Škoda Transportation, photo: Archives of the government

A long running and complicated police investigation appears to have unearthed disturbing details about the suspicious sale of one of the country’s biggest engineering companies. In spite of the accumulated evidence, no prosecutions look likely to result.

Škoda Transportation,  photo: Archives of the government
A bribe of 31 million crowns, damage to the state amounting to around 1.15 billion crowns, and at least four people involved in criminal activity, those, according to a Czech Radio report on Friday, are the main conclusions of a police probe into the sell-off of one of the country’s biggest engineering companies back in 2002.

The company back then was called Škoda Plzeň, most of the assets are now grouped under the company Škoda Transportation, one of the biggest producers of trams and locomotives in Europe.

In spite of the police investigation findings, no-one will apparently be brought before a court as too much time has passed since the events took place. A five year window for prosecutions applied to this particular sale instead of the 20 year period for many other privatisations. The state prosecutor was unwilling to comment in detail to the broadcaster.
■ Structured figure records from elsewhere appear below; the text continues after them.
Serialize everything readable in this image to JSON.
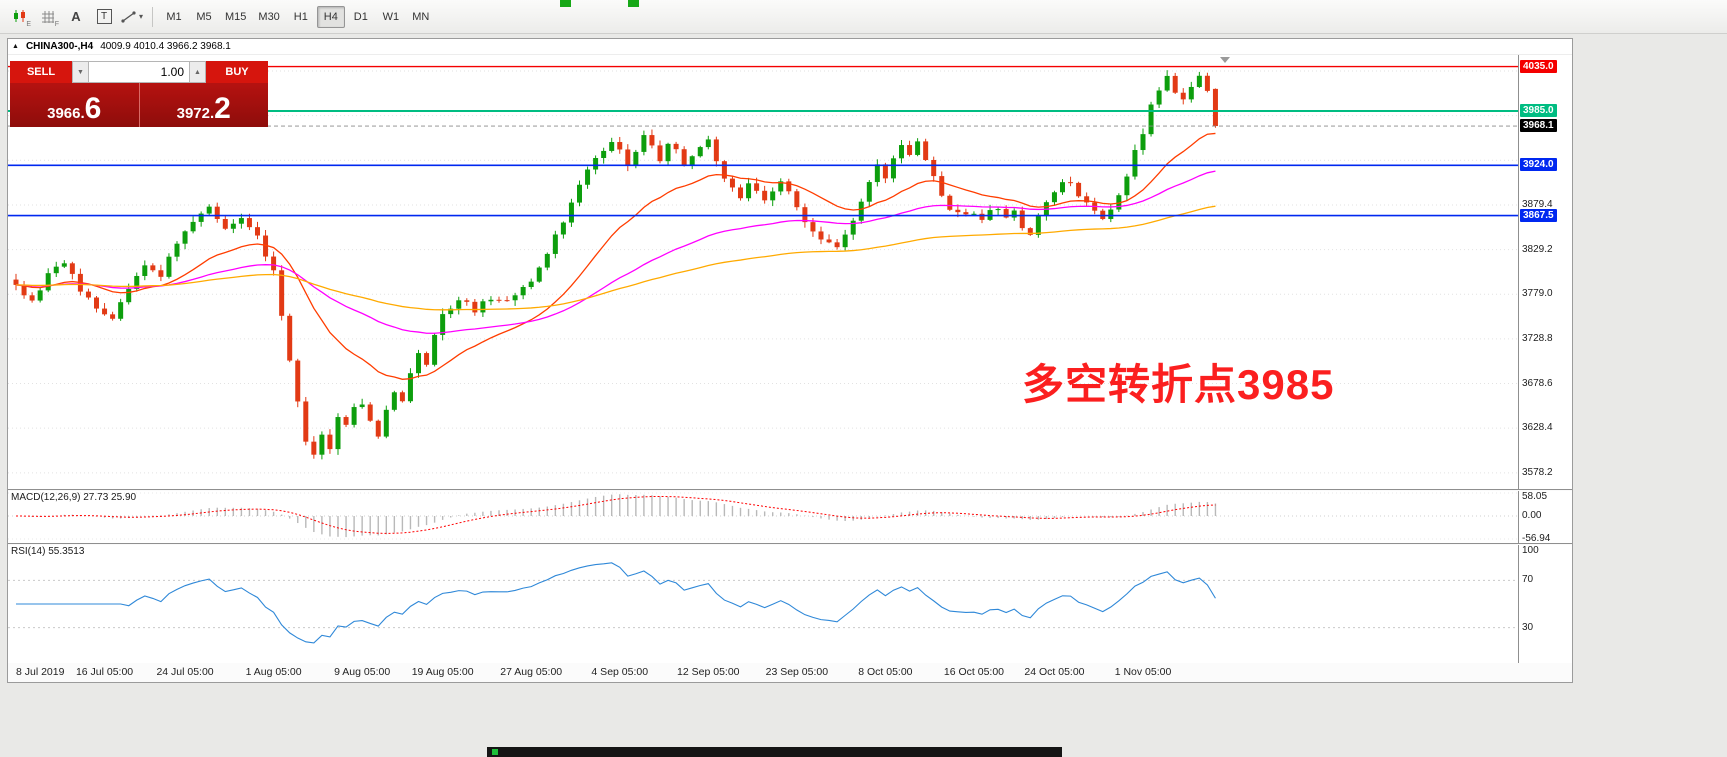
{
  "toolbar": {
    "icon_buttons": [
      {
        "name": "candlestick-chart-icon",
        "hint": "E"
      },
      {
        "name": "grid-icon",
        "hint": "F"
      },
      {
        "name": "text-letter-icon",
        "glyph": "A"
      },
      {
        "name": "text-box-icon",
        "glyph": "T"
      },
      {
        "name": "draw-tool-icon",
        "caret": "▾"
      }
    ],
    "timeframes": [
      "M1",
      "M5",
      "M15",
      "M30",
      "H1",
      "H4",
      "D1",
      "W1",
      "MN"
    ],
    "active_timeframe": "H4"
  },
  "chart": {
    "collapse_icon": "▲",
    "title": "CHINA300-,H4",
    "ohlc_text": "4009.9 4010.4 3966.2 3968.1",
    "trade_widget": {
      "sell_label": "SELL",
      "buy_label": "BUY",
      "volume": "1.00",
      "dropdown_glyph": "▼",
      "up_glyph": "▲",
      "sell_price_small": "3966.",
      "sell_price_big": "6",
      "buy_price_small": "3972.",
      "buy_price_big": "2"
    },
    "annotation": {
      "text": "多空转折点3985",
      "color": "#fb1f1f"
    },
    "price_axis": {
      "badges": [
        {
          "value": "4035.0",
          "price": 4035.0,
          "bg": "#f40000",
          "fg": "#ffffff"
        },
        {
          "value": "3985.0",
          "price": 3985.0,
          "bg": "#00bd82",
          "fg": "#ffffff"
        },
        {
          "value": "3968.1",
          "price": 3968.1,
          "bg": "#000000",
          "fg": "#ffffff"
        },
        {
          "value": "3924.0",
          "price": 3924.0,
          "bg": "#0028f0",
          "fg": "#ffffff"
        },
        {
          "value": "3867.5",
          "price": 3867.5,
          "bg": "#0028f0",
          "fg": "#ffffff"
        }
      ],
      "ticks": [
        {
          "value": "3879.4",
          "price": 3879.4
        },
        {
          "value": "3829.2",
          "price": 3829.2
        },
        {
          "value": "3779.0",
          "price": 3779.0
        },
        {
          "value": "3728.8",
          "price": 3728.8
        },
        {
          "value": "3678.6",
          "price": 3678.6
        },
        {
          "value": "3628.4",
          "price": 3628.4
        },
        {
          "value": "3578.2",
          "price": 3578.2
        }
      ]
    },
    "time_axis": [
      {
        "label": "8 Jul 2019",
        "bar": 0
      },
      {
        "label": "16 Jul 05:00",
        "bar": 11
      },
      {
        "label": "24 Jul 05:00",
        "bar": 21
      },
      {
        "label": "1 Aug 05:00",
        "bar": 32
      },
      {
        "label": "9 Aug 05:00",
        "bar": 43
      },
      {
        "label": "19 Aug 05:00",
        "bar": 53
      },
      {
        "label": "27 Aug 05:00",
        "bar": 64
      },
      {
        "label": "4 Sep 05:00",
        "bar": 75
      },
      {
        "label": "12 Sep 05:00",
        "bar": 86
      },
      {
        "label": "23 Sep 05:00",
        "bar": 97
      },
      {
        "label": "8 Oct 05:00",
        "bar": 108
      },
      {
        "label": "16 Oct 05:00",
        "bar": 119
      },
      {
        "label": "24 Oct 05:00",
        "bar": 129
      },
      {
        "label": "1 Nov 05:00",
        "bar": 140
      }
    ]
  },
  "macd_panel": {
    "label": "MACD(12,26,9) 27.73 25.90",
    "axis": [
      {
        "value": "58.05",
        "v": 58.05
      },
      {
        "value": "0.00",
        "v": 0
      },
      {
        "value": "-56.94",
        "v": -56.94
      }
    ]
  },
  "rsi_panel": {
    "label": "RSI(14) 55.3513",
    "axis": [
      {
        "value": "100",
        "v": 100
      },
      {
        "value": "70",
        "v": 70
      },
      {
        "value": "30",
        "v": 30
      }
    ]
  },
  "chart_data": {
    "type": "candlestick",
    "symbol": "CHINA300-",
    "timeframe": "H4",
    "title": "CHINA300-,H4 4009.9 4010.4 3966.2 3968.1",
    "bars": 150,
    "price_domain": [
      3560,
      4048
    ],
    "last_ohlc": {
      "open": 4009.9,
      "high": 4010.4,
      "low": 3966.2,
      "close": 3968.1
    },
    "close_waypoints": [
      [
        0,
        3790
      ],
      [
        2,
        3772
      ],
      [
        4,
        3800
      ],
      [
        6,
        3816
      ],
      [
        8,
        3782
      ],
      [
        10,
        3766
      ],
      [
        12,
        3752
      ],
      [
        14,
        3788
      ],
      [
        16,
        3814
      ],
      [
        18,
        3802
      ],
      [
        20,
        3836
      ],
      [
        22,
        3862
      ],
      [
        24,
        3876
      ],
      [
        26,
        3852
      ],
      [
        28,
        3866
      ],
      [
        30,
        3842
      ],
      [
        32,
        3806
      ],
      [
        33,
        3756
      ],
      [
        34,
        3706
      ],
      [
        35,
        3656
      ],
      [
        36,
        3614
      ],
      [
        37,
        3600
      ],
      [
        38,
        3622
      ],
      [
        39,
        3606
      ],
      [
        40,
        3640
      ],
      [
        41,
        3630
      ],
      [
        42,
        3652
      ],
      [
        43,
        3656
      ],
      [
        44,
        3636
      ],
      [
        45,
        3620
      ],
      [
        46,
        3652
      ],
      [
        47,
        3672
      ],
      [
        48,
        3660
      ],
      [
        49,
        3692
      ],
      [
        50,
        3712
      ],
      [
        51,
        3700
      ],
      [
        52,
        3732
      ],
      [
        53,
        3756
      ],
      [
        55,
        3772
      ],
      [
        57,
        3762
      ],
      [
        59,
        3776
      ],
      [
        61,
        3770
      ],
      [
        63,
        3786
      ],
      [
        64,
        3796
      ],
      [
        66,
        3826
      ],
      [
        68,
        3862
      ],
      [
        70,
        3902
      ],
      [
        72,
        3932
      ],
      [
        74,
        3952
      ],
      [
        75,
        3942
      ],
      [
        76,
        3922
      ],
      [
        77,
        3942
      ],
      [
        78,
        3956
      ],
      [
        79,
        3946
      ],
      [
        80,
        3932
      ],
      [
        81,
        3950
      ],
      [
        82,
        3940
      ],
      [
        83,
        3922
      ],
      [
        84,
        3932
      ],
      [
        85,
        3946
      ],
      [
        86,
        3950
      ],
      [
        87,
        3932
      ],
      [
        88,
        3912
      ],
      [
        89,
        3896
      ],
      [
        90,
        3886
      ],
      [
        91,
        3902
      ],
      [
        92,
        3892
      ],
      [
        93,
        3882
      ],
      [
        94,
        3896
      ],
      [
        95,
        3906
      ],
      [
        96,
        3892
      ],
      [
        97,
        3876
      ],
      [
        98,
        3862
      ],
      [
        99,
        3852
      ],
      [
        100,
        3842
      ],
      [
        101,
        3836
      ],
      [
        102,
        3832
      ],
      [
        103,
        3846
      ],
      [
        104,
        3862
      ],
      [
        105,
        3882
      ],
      [
        106,
        3902
      ],
      [
        107,
        3922
      ],
      [
        108,
        3912
      ],
      [
        109,
        3932
      ],
      [
        110,
        3946
      ],
      [
        111,
        3936
      ],
      [
        112,
        3950
      ],
      [
        113,
        3932
      ],
      [
        114,
        3912
      ],
      [
        115,
        3892
      ],
      [
        116,
        3876
      ],
      [
        117,
        3870
      ],
      [
        118,
        3866
      ],
      [
        119,
        3872
      ],
      [
        120,
        3862
      ],
      [
        121,
        3872
      ],
      [
        122,
        3876
      ],
      [
        123,
        3866
      ],
      [
        124,
        3872
      ],
      [
        125,
        3856
      ],
      [
        126,
        3846
      ],
      [
        127,
        3866
      ],
      [
        128,
        3882
      ],
      [
        129,
        3892
      ],
      [
        130,
        3902
      ],
      [
        131,
        3906
      ],
      [
        132,
        3892
      ],
      [
        133,
        3882
      ],
      [
        134,
        3872
      ],
      [
        135,
        3862
      ],
      [
        136,
        3876
      ],
      [
        137,
        3892
      ],
      [
        138,
        3912
      ],
      [
        139,
        3942
      ],
      [
        140,
        3962
      ],
      [
        141,
        3992
      ],
      [
        142,
        4008
      ],
      [
        143,
        4024
      ],
      [
        144,
        4008
      ],
      [
        145,
        3996
      ],
      [
        146,
        4010
      ],
      [
        147,
        4022
      ],
      [
        148,
        4010
      ],
      [
        149,
        3968.1
      ]
    ],
    "levels": [
      {
        "price": 4035.0,
        "color": "#f40000",
        "width": 1.4
      },
      {
        "price": 3985.0,
        "color": "#00bd82",
        "width": 2
      },
      {
        "price": 3924.0,
        "color": "#0028f0",
        "width": 1.6
      },
      {
        "price": 3867.5,
        "color": "#0028f0",
        "width": 1.6
      }
    ],
    "current_price": 3968.1,
    "up_color": "#0d9e0d",
    "down_color": "#e23a15",
    "ma": [
      {
        "period": 20,
        "color": "#ff3d00"
      },
      {
        "period": 55,
        "color": "#ff00ff"
      },
      {
        "period": 120,
        "color": "#ffaa00"
      }
    ],
    "macd": {
      "fast": 12,
      "slow": 26,
      "signal": 9,
      "current_macd": 27.73,
      "current_signal": 25.9,
      "hist_color": "#b9b9b9",
      "signal_color": "#ff0000",
      "scale_max": 58.05
    },
    "rsi": {
      "period": 14,
      "current": 55.3513,
      "color": "#2f88d8",
      "levels": [
        70,
        30
      ]
    },
    "grid": {
      "base": 3578.2,
      "step": 50.2
    },
    "seed": 77
  }
}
Backtrack to 2002, and the engineering company was apparently struggling and needed a new investor. The supposed white knight came in the form of Swiss-based Appian Machinery, which paid a total of just 351 million crowns to take over the company.
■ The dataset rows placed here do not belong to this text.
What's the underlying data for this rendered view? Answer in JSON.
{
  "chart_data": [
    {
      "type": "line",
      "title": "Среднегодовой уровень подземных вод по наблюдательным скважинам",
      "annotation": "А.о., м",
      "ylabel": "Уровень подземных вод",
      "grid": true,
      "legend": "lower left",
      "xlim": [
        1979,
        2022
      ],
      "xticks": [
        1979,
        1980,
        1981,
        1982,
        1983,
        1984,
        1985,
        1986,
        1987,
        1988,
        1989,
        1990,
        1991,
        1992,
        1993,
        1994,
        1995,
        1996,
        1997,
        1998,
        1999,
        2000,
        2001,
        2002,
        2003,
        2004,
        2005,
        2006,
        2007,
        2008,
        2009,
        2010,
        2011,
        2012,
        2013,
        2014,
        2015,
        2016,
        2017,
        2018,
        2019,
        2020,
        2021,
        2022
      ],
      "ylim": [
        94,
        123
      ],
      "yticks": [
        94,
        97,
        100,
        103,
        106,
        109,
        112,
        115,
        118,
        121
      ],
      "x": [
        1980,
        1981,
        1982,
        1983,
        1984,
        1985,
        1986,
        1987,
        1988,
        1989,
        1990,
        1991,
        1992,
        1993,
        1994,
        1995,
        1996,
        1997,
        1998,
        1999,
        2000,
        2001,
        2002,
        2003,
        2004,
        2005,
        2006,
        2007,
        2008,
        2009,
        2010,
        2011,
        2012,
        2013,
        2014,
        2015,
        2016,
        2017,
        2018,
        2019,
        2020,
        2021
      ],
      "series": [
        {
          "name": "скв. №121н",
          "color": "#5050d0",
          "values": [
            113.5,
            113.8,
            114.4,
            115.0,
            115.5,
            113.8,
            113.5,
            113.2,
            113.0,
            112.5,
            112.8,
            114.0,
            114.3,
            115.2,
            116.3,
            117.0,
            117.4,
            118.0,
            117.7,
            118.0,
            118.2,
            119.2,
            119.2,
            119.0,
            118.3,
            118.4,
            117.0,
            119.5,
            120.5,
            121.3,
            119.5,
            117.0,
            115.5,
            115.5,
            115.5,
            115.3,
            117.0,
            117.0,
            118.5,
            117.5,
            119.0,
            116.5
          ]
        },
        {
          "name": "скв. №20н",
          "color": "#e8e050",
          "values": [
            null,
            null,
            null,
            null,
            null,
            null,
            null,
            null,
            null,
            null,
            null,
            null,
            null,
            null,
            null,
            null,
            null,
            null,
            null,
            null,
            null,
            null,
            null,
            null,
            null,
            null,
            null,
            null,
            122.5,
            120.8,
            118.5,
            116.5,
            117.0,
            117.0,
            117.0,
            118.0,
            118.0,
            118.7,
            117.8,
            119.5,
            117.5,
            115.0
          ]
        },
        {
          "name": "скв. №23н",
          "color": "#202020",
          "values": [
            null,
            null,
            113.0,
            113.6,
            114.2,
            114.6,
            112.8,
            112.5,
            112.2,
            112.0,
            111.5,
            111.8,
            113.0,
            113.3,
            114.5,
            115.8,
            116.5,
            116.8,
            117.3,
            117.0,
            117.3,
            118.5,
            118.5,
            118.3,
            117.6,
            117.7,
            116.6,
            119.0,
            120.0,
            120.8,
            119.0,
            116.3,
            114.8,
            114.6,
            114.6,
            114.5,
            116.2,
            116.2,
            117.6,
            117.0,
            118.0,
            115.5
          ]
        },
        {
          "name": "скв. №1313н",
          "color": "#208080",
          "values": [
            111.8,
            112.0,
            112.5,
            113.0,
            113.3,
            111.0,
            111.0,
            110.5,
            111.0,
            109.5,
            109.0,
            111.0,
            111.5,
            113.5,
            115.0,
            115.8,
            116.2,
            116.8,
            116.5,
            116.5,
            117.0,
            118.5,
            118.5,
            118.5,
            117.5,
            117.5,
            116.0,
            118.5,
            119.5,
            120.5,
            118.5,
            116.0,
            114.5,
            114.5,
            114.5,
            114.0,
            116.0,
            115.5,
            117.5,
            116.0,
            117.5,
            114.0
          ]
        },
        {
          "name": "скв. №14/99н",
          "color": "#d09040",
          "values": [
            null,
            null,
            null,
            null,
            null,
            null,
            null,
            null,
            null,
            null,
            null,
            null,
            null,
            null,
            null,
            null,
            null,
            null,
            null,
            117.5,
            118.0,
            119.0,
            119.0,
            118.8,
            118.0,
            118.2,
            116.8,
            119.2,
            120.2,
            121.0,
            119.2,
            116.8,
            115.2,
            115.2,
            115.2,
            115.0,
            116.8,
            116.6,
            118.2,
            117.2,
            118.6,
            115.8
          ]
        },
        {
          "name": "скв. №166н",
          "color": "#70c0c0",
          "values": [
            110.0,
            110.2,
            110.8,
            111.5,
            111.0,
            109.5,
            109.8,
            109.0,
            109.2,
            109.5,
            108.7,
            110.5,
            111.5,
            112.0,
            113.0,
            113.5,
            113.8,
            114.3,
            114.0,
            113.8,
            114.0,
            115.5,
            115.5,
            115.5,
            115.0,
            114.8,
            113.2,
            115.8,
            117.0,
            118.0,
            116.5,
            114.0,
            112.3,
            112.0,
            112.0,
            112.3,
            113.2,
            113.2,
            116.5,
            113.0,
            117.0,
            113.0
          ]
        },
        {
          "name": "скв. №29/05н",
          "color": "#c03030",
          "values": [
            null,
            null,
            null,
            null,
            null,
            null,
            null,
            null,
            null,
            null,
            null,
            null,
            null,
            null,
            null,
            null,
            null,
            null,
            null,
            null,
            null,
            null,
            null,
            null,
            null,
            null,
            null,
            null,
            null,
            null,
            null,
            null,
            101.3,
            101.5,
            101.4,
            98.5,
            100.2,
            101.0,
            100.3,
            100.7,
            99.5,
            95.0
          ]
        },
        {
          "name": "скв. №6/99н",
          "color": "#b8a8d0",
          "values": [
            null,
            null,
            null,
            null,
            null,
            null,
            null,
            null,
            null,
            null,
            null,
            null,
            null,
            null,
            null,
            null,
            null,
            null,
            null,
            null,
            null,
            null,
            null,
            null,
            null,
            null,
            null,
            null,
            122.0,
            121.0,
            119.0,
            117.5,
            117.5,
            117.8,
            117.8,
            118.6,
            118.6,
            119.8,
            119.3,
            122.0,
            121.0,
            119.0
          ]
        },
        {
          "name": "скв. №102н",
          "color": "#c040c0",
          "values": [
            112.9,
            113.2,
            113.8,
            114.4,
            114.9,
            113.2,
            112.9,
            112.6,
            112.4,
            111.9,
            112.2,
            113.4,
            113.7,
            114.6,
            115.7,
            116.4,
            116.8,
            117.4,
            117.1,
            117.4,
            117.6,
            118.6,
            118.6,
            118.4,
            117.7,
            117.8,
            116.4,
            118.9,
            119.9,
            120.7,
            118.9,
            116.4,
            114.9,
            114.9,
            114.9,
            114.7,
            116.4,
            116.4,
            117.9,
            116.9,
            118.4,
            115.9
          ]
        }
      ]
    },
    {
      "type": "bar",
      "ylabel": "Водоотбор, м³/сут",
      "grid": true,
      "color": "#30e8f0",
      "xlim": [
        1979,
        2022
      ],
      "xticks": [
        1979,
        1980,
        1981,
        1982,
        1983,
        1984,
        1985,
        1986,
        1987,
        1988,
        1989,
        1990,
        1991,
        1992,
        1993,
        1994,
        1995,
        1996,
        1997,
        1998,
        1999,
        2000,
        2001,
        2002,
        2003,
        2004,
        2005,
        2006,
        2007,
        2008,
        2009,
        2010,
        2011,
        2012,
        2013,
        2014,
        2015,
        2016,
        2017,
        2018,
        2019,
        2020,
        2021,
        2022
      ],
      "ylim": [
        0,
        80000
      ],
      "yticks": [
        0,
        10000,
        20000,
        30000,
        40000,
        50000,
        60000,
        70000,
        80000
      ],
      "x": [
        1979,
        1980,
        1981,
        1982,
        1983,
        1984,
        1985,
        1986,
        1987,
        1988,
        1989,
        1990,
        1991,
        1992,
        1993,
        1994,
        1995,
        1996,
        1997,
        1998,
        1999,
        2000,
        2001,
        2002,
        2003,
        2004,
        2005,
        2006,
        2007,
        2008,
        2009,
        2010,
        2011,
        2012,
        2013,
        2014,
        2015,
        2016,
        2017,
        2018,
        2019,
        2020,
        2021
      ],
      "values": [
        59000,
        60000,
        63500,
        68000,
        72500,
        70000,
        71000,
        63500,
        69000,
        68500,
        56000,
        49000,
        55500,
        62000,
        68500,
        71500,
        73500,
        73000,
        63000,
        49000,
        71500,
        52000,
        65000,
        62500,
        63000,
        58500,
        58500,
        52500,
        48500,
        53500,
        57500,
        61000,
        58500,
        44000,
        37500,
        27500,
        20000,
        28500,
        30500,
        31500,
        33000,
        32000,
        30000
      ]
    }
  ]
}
The police investigation found evidence though of a 31 million crown bribe to smooth things along with the police fingering Appian Machinery’s Jiří Divis for the payment after following the money trail through British Virgin Island accounts and various companies. Divis has denied any wrongdoing.
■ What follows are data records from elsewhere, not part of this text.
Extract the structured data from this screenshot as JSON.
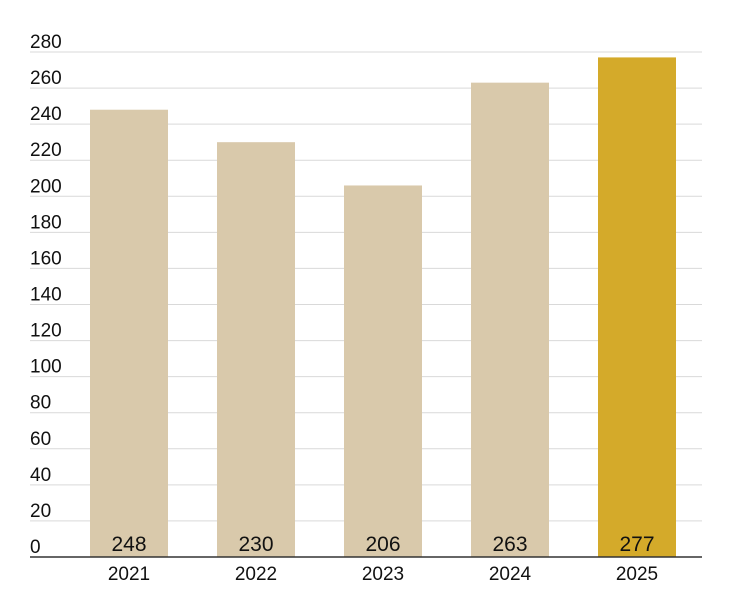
{
  "chart_data": {
    "type": "bar",
    "categories": [
      "2021",
      "2022",
      "2023",
      "2024",
      "2025"
    ],
    "values": [
      248,
      230,
      206,
      263,
      277
    ],
    "value_labels": [
      "248",
      "230",
      "206",
      "263",
      "277"
    ],
    "y_ticks": [
      "0",
      "20",
      "40",
      "60",
      "80",
      "100",
      "120",
      "140",
      "160",
      "180",
      "200",
      "220",
      "240",
      "260",
      "280"
    ],
    "ylim": [
      0,
      280
    ],
    "grid": true,
    "legend": "none",
    "title": "",
    "xlabel": "",
    "ylabel": "",
    "highlight_index": 4,
    "colors": {
      "bar": "#d9c9ab",
      "highlight": "#d4aa2a",
      "grid": "#d9d9d9",
      "baseline": "#333333"
    }
  }
}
More importantly perhaps, it found that the value of the engineering group was woefully underestimated making the final payment price of 351 million look derisory. Apparently, Škoda Plzeň had around 1.0 billion crowns on its accounts. And police found that another interested company was willing to pay 1.5 billion for just one of the group’s daughter companies. Police reckoned the state lost out eventually to at least the tune of 1.15 billion from the cut price sale.

The roles of the sale advisors, Slavia Capital, looks distinctly dubious in this light as does the role of the then Škoda Plzeň management, including the then general manager and later head of state energy giant ČEZ, Martin Roman. The police investigation tried to establish whether would be buyers were given all information needed to establish a fair purchase price for the engineering empire as they had the clear impression that its condition was made to appear a lot worse than it was. Slavia Capital has refused to comment before the results of the police probe are made public. Martin Roman has always denied any wrongdoing.

Appian Machinery was related to the broader Swiss Appian Group. A Swiss court in 2013 found six managers guilty of charges ranging from money laundering to corruption with jail sentences and fines handed down over the privatization of the Czech coal group MUS. The convicted have appealed. A Czech case against the same managers is being competed with charges expected to be pressed this year.